Listen to the sound of the river gently shushing, as it laps up on a small beach with tiny white shells. Listen to the river. See the Swan River.
In the golden light it is preparing for night ... the start of our 24-hour cycle, of watching and feeling and hearing the river whispering in all its moods.
The night comes with stealth. It falls gently, floats in like velvet smothering the day, softly shrouding the river in pink, purple, crimson, then gold, then a mantle dark, drifting in, descending soft, blanketing and hushing.
The simmering night reduces the meandering river into something more viscous — some syrup, some sort of comfort food for a secret part of the human soul.
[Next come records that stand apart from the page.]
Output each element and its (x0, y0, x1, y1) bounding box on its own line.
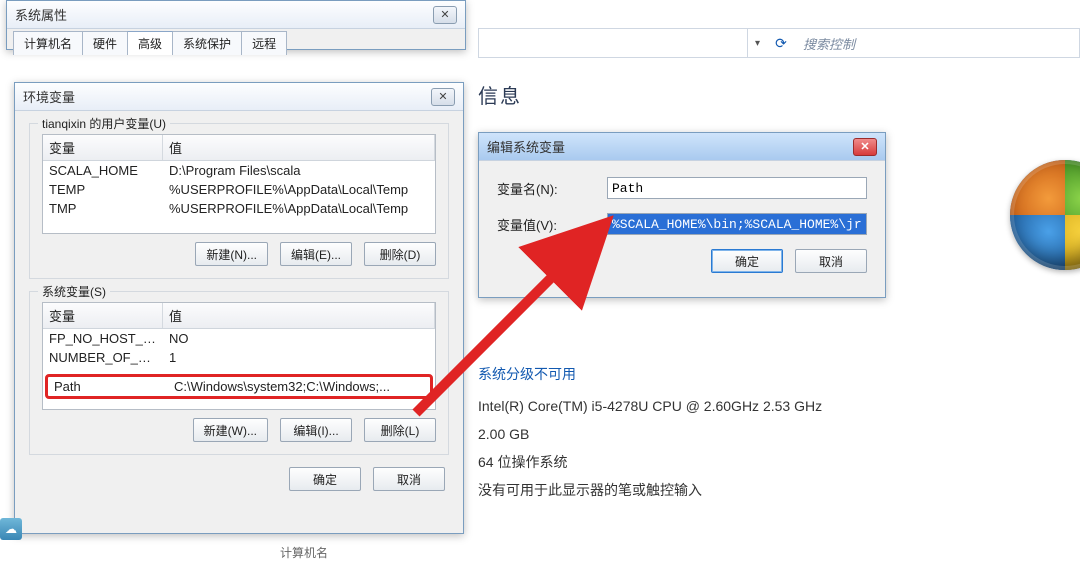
edit-var-titlebar[interactable]: 编辑系统变量 ✕ (479, 133, 885, 161)
search-input[interactable]: 搜索控制 (795, 34, 1079, 53)
table-row[interactable]: SCALA_HOME D:\Program Files\scala (43, 161, 435, 180)
user-variables-list[interactable]: 变量 值 SCALA_HOME D:\Program Files\scala T… (42, 134, 436, 234)
col-variable[interactable]: 变量 (43, 135, 163, 160)
env-ok-button[interactable]: 确定 (289, 467, 361, 491)
close-icon[interactable]: ✕ (853, 138, 877, 156)
table-row-path[interactable]: Path C:\Windows\system32;C:\Windows;... (45, 374, 433, 399)
env-cancel-button[interactable]: 取消 (373, 467, 445, 491)
system-variables-legend: 系统变量(S) (38, 283, 110, 300)
table-row[interactable]: TEMP %USERPROFILE%\AppData\Local\Temp (43, 180, 435, 199)
env-vars-title: 环境变量 (23, 87, 75, 106)
environment-variables-dialog: 环境变量 ✕ tianqixin 的用户变量(U) 变量 值 SCALA_HOM… (14, 82, 464, 534)
edit-user-var-button[interactable]: 编辑(E)... (280, 242, 352, 266)
var-name-label: 变量名(N): (497, 179, 607, 198)
edit-sys-var-button[interactable]: 编辑(I)... (280, 418, 352, 442)
delete-user-var-button[interactable]: 删除(D) (364, 242, 436, 266)
system-rating-link[interactable]: 系统分级不可用 (478, 360, 1038, 388)
system-properties-titlebar: 系统属性 ✕ (7, 1, 465, 29)
env-vars-titlebar: 环境变量 ✕ (15, 83, 463, 111)
user-variables-legend: tianqixin 的用户变量(U) (38, 115, 170, 132)
system-variables-list[interactable]: 变量 值 FP_NO_HOST_C... NO NUMBER_OF_PR... … (42, 302, 436, 410)
delete-sys-var-button[interactable]: 删除(L) (364, 418, 436, 442)
system-properties-title: 系统属性 (15, 5, 67, 24)
os-type-value: 64 位操作系统 (478, 448, 1038, 476)
cpu-value: Intel(R) Core(TM) i5-4278U CPU @ 2.60GHz… (478, 392, 1038, 420)
col-variable[interactable]: 变量 (43, 303, 163, 328)
var-name-input[interactable] (607, 177, 867, 199)
col-value[interactable]: 值 (163, 303, 435, 328)
list-header: 变量 值 (43, 303, 435, 329)
var-value-input[interactable] (607, 213, 867, 235)
table-row[interactable]: NUMBER_OF_PR... 1 (43, 348, 435, 367)
system-variables-group: 系统变量(S) 变量 值 FP_NO_HOST_C... NO NUMBER_O… (29, 291, 449, 455)
tab-computer-name[interactable]: 计算机名 (13, 31, 83, 55)
edit-cancel-button[interactable]: 取消 (795, 249, 867, 273)
edit-system-variable-dialog: 编辑系统变量 ✕ 变量名(N): 变量值(V): 确定 取消 (478, 132, 886, 298)
system-info-panel: 系统分级不可用 Intel(R) Core(TM) i5-4278U CPU @… (478, 360, 1038, 504)
close-icon[interactable]: ✕ (433, 6, 457, 24)
close-icon[interactable]: ✕ (431, 88, 455, 106)
windows-logo-orb (1010, 160, 1080, 270)
page-header-fragment: 信息 (478, 80, 522, 109)
ram-value: 2.00 GB (478, 420, 1038, 448)
edit-ok-button[interactable]: 确定 (711, 249, 783, 273)
address-dropdown[interactable]: ▾ (747, 29, 767, 57)
bottom-label-fragment: 计算机名 (280, 544, 328, 561)
table-row[interactable]: TMP %USERPROFILE%\AppData\Local\Temp (43, 199, 435, 218)
user-variables-group: tianqixin 的用户变量(U) 变量 值 SCALA_HOME D:\Pr… (29, 123, 449, 279)
refresh-icon[interactable]: ⟳ (767, 35, 795, 52)
pen-touch-value: 没有可用于此显示器的笔或触控输入 (478, 476, 1038, 504)
var-value-label: 变量值(V): (497, 215, 607, 234)
tab-hardware[interactable]: 硬件 (82, 31, 128, 55)
address-search-strip: ▾ ⟳ 搜索控制 (478, 28, 1080, 58)
system-properties-tabs: 计算机名 硬件 高级 系统保护 远程 (13, 33, 459, 55)
tab-advanced[interactable]: 高级 (127, 31, 173, 55)
tab-remote[interactable]: 远程 (241, 31, 287, 55)
new-user-var-button[interactable]: 新建(N)... (195, 242, 268, 266)
new-sys-var-button[interactable]: 新建(W)... (193, 418, 268, 442)
list-header: 变量 值 (43, 135, 435, 161)
system-properties-dialog: 系统属性 ✕ 计算机名 硬件 高级 系统保护 远程 (6, 0, 466, 50)
col-value[interactable]: 值 (163, 135, 435, 160)
tray-cloud-icon[interactable]: ☁ (0, 518, 22, 540)
edit-var-title: 编辑系统变量 (487, 137, 565, 156)
table-row[interactable]: FP_NO_HOST_C... NO (43, 329, 435, 348)
tab-system-protection[interactable]: 系统保护 (172, 31, 242, 55)
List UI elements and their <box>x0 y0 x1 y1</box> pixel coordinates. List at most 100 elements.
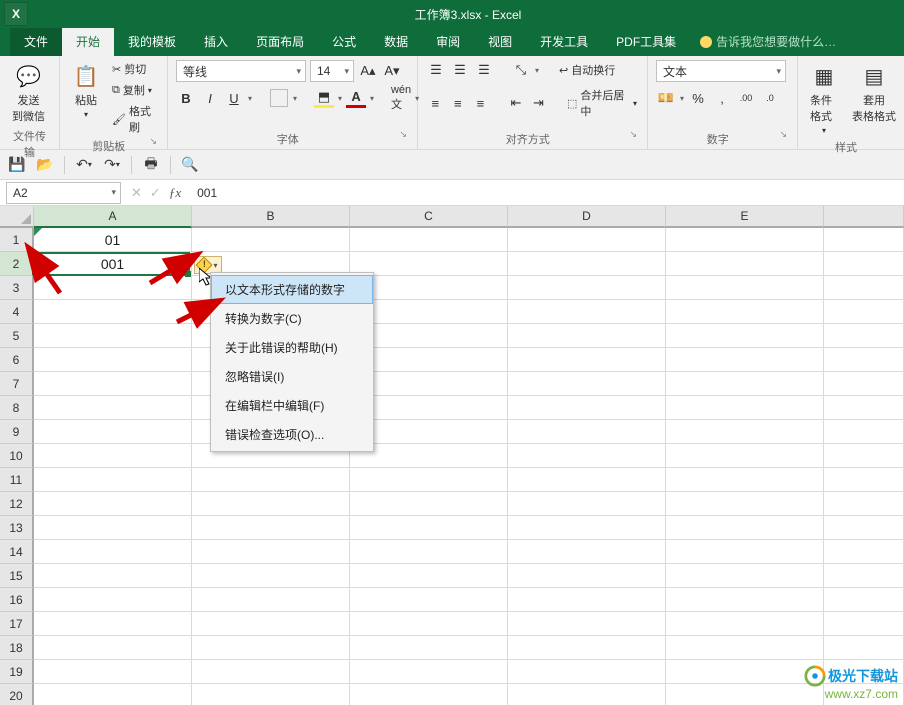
cell-extra[interactable] <box>824 468 904 492</box>
row-header-18[interactable]: 18 <box>0 636 34 660</box>
cell-D2[interactable] <box>508 252 666 276</box>
name-box[interactable]: A2 <box>6 182 121 204</box>
italic-button[interactable]: I <box>200 88 220 108</box>
cell-B17[interactable] <box>192 612 350 636</box>
cell-D16[interactable] <box>508 588 666 612</box>
cell-D9[interactable] <box>508 420 666 444</box>
menu-item-ignore-error[interactable]: 忽略错误(I) <box>211 362 373 391</box>
cell-extra[interactable] <box>824 444 904 468</box>
cell-A8[interactable] <box>34 396 192 420</box>
conditional-format-button[interactable]: ▦ 条件格式▾ <box>806 60 842 137</box>
tab-insert[interactable]: 插入 <box>190 28 242 56</box>
cell-A7[interactable] <box>34 372 192 396</box>
menu-item-edit-in-formula-bar[interactable]: 在编辑栏中编辑(F) <box>211 391 373 420</box>
column-header-extra[interactable] <box>824 206 904 228</box>
cell-A1[interactable]: 01 <box>34 228 192 252</box>
cell-extra[interactable] <box>824 492 904 516</box>
tab-templates[interactable]: 我的模板 <box>114 28 190 56</box>
cell-E11[interactable] <box>666 468 824 492</box>
row-header-4[interactable]: 4 <box>0 300 34 324</box>
qat-print-button[interactable]: 🖶 <box>142 156 160 174</box>
fx-button[interactable]: ƒx <box>169 185 181 201</box>
cell-E1[interactable] <box>666 228 824 252</box>
menu-item-convert-to-number[interactable]: 转换为数字(C) <box>211 304 373 333</box>
cell-E4[interactable] <box>666 300 824 324</box>
row-header-5[interactable]: 5 <box>0 324 34 348</box>
cell-C1[interactable] <box>350 228 508 252</box>
cut-button[interactable]: ✂剪切 <box>110 60 159 78</box>
row-header-1[interactable]: 1 <box>0 228 34 252</box>
percent-button[interactable]: % <box>688 88 708 108</box>
orientation-button[interactable]: ⤡ <box>511 60 531 80</box>
cell-B11[interactable] <box>192 468 350 492</box>
cell-E2[interactable] <box>666 252 824 276</box>
cell-extra[interactable] <box>824 300 904 324</box>
cell-A2[interactable]: 001 <box>34 252 192 276</box>
increase-font-button[interactable]: A▴ <box>358 61 378 81</box>
copy-button[interactable]: ⧉复制▾ <box>110 81 159 99</box>
alignment-dialog-launcher[interactable]: ↘ <box>629 129 639 147</box>
cell-A4[interactable] <box>34 300 192 324</box>
cell-C17[interactable] <box>350 612 508 636</box>
wrap-text-button[interactable]: ↩自动换行 <box>557 61 617 79</box>
cell-A10[interactable] <box>34 444 192 468</box>
qat-preview-button[interactable]: 🔍 <box>181 156 199 174</box>
cell-D3[interactable] <box>508 276 666 300</box>
cell-D11[interactable] <box>508 468 666 492</box>
row-header-15[interactable]: 15 <box>0 564 34 588</box>
row-header-11[interactable]: 11 <box>0 468 34 492</box>
cell-D10[interactable] <box>508 444 666 468</box>
cell-extra[interactable] <box>824 540 904 564</box>
align-bottom-button[interactable]: ☰ <box>474 60 494 80</box>
row-header-19[interactable]: 19 <box>0 660 34 684</box>
cell-B16[interactable] <box>192 588 350 612</box>
cell-extra[interactable] <box>824 396 904 420</box>
cell-A12[interactable] <box>34 492 192 516</box>
cell-E17[interactable] <box>666 612 824 636</box>
select-all-corner[interactable] <box>0 206 34 228</box>
cell-extra[interactable] <box>824 372 904 396</box>
cell-D7[interactable] <box>508 372 666 396</box>
fill-color-button[interactable]: ⬒ <box>314 88 334 108</box>
tab-pdf[interactable]: PDF工具集 <box>602 28 690 56</box>
cell-extra[interactable] <box>824 228 904 252</box>
cell-E10[interactable] <box>666 444 824 468</box>
cell-A16[interactable] <box>34 588 192 612</box>
merge-center-button[interactable]: ⬚合并后居中▾ <box>565 86 639 120</box>
cell-E14[interactable] <box>666 540 824 564</box>
qat-undo-button[interactable]: ↶▾ <box>75 156 93 174</box>
column-header-D[interactable]: D <box>508 206 666 228</box>
cell-D4[interactable] <box>508 300 666 324</box>
cell-E3[interactable] <box>666 276 824 300</box>
row-header-20[interactable]: 20 <box>0 684 34 705</box>
column-header-C[interactable]: C <box>350 206 508 228</box>
tab-formulas[interactable]: 公式 <box>318 28 370 56</box>
cell-D20[interactable] <box>508 684 666 705</box>
row-header-8[interactable]: 8 <box>0 396 34 420</box>
qat-save-button[interactable]: 💾 <box>8 156 26 174</box>
row-header-7[interactable]: 7 <box>0 372 34 396</box>
column-header-A[interactable]: A <box>34 206 192 228</box>
number-dialog-launcher[interactable]: ↘ <box>779 129 789 147</box>
cell-extra[interactable] <box>824 588 904 612</box>
cell-D13[interactable] <box>508 516 666 540</box>
currency-button[interactable]: 💴 <box>656 88 676 108</box>
cell-D18[interactable] <box>508 636 666 660</box>
cell-A5[interactable] <box>34 324 192 348</box>
cell-E8[interactable] <box>666 396 824 420</box>
cell-A20[interactable] <box>34 684 192 705</box>
formula-input[interactable]: 001 <box>191 186 904 200</box>
cell-D1[interactable] <box>508 228 666 252</box>
cell-extra[interactable] <box>824 420 904 444</box>
row-header-6[interactable]: 6 <box>0 348 34 372</box>
number-format-combo[interactable]: 文本 <box>656 60 786 82</box>
cell-extra[interactable] <box>824 612 904 636</box>
underline-button[interactable]: U <box>224 88 244 108</box>
bold-button[interactable]: B <box>176 88 196 108</box>
cell-D14[interactable] <box>508 540 666 564</box>
tab-review[interactable]: 审阅 <box>422 28 474 56</box>
cell-A18[interactable] <box>34 636 192 660</box>
row-header-9[interactable]: 9 <box>0 420 34 444</box>
cell-E6[interactable] <box>666 348 824 372</box>
decrease-decimal-button[interactable]: .0 <box>760 88 780 108</box>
Night herons manifest like ghosts along the shoreline, surreptitious in the muffled and muted night. Big beaked and solid bodied, lurking under piers and bridges, behind framework and girder, only vaguely in view. They seem to embody a night that is stalking nocturnal stories; pervading private thoughts. Obscure ornithological anecdote has it that night herons can throw out light from their chests. I’ve never seen this, although the herons regularly spy on me, along the Swan River — upright, but never alight.